Personal information
- Full name: Christopher Jones
- Born: 28 September 1973 (age 52) Stamford, Lincolnshire, England
- Batting: Right-handed
- Bowling: Slow left-arm orthodox

Domestic team information
- 1999–2006: Cambridgeshire
- 1998: Lincolnshire

Career statistics
| Competition | LA |
| Matches | 3 |
| Runs scored | 49 |
| Batting average | 16.33 |
| 100s/50s | –/– |
| Top score | 26 |
| Balls bowled | – |
| Wickets | – |
| Bowling average | – |
| 5 wickets in innings | – |
| 10 wickets in match | – |
| Best bowling | – |
| Catches/stumpings | –/– |
- Source: Cricinfo, 21 July 2010

= Christopher Jones (cricketer) =

English cricketer

Christopher Jones (born 28 September 1973) is a former English cricketer. Jones was a right-handed batsman who bowled slow left-arm orthodox. He was born at Stamford, Lincolnshire.

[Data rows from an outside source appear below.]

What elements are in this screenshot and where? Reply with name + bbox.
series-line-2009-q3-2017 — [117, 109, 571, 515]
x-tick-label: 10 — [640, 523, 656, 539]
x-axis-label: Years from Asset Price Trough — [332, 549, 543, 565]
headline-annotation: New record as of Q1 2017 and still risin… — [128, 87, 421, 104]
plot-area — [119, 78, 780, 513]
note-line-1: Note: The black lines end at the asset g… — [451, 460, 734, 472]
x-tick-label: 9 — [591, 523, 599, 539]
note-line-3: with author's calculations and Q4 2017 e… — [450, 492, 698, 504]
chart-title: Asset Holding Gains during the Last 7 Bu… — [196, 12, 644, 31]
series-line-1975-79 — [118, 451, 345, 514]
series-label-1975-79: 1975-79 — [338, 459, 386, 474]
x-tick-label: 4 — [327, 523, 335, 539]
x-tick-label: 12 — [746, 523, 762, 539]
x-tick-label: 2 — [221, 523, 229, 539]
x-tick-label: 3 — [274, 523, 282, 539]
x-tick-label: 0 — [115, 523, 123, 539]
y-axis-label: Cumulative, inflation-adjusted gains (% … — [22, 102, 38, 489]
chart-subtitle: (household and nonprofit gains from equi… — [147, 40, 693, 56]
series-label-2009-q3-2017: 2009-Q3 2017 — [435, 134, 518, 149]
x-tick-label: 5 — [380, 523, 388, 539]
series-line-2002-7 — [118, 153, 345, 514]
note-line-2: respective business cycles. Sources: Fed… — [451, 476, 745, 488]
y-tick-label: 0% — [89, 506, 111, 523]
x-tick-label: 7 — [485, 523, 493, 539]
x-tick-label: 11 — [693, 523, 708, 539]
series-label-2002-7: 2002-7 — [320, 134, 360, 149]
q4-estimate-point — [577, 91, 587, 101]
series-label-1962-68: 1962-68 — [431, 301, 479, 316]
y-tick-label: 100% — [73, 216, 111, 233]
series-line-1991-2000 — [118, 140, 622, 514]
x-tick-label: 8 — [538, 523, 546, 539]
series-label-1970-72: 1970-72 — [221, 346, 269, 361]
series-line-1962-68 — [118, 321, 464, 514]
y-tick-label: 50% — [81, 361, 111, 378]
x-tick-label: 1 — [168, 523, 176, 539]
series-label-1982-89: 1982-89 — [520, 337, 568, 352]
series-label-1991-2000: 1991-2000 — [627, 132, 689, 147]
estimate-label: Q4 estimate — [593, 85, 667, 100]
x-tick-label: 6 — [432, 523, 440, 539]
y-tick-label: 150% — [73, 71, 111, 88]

Jones made his debut in county cricket for his home county of Lincolnshire, where he played a single match for them in the 1998 Minor Counties Championship against Bedfordshire at London Road, Sleaford. In 1999, he joined Cambridgeshire, making his Minor Counties Championship debut for the county against Norfolk. From 1999 to 2006, he represented the county in 42 Minor Counties Championship matches, with his final appearance coming against Norfolk.

Jones also represented Cambridgeshire List-A cricket, making his List-A debut against the Warwickshire Cricket Board in the 2001 Cheltenham & Gloucester Trophy. From 2001 to 2004, he represented the county in 3 List-A matches, with his final match in that format coming against Northamptonshire. In his 3 List-A matches, he scored just 49 runs at a batting average of 16.33, with a high score of 26.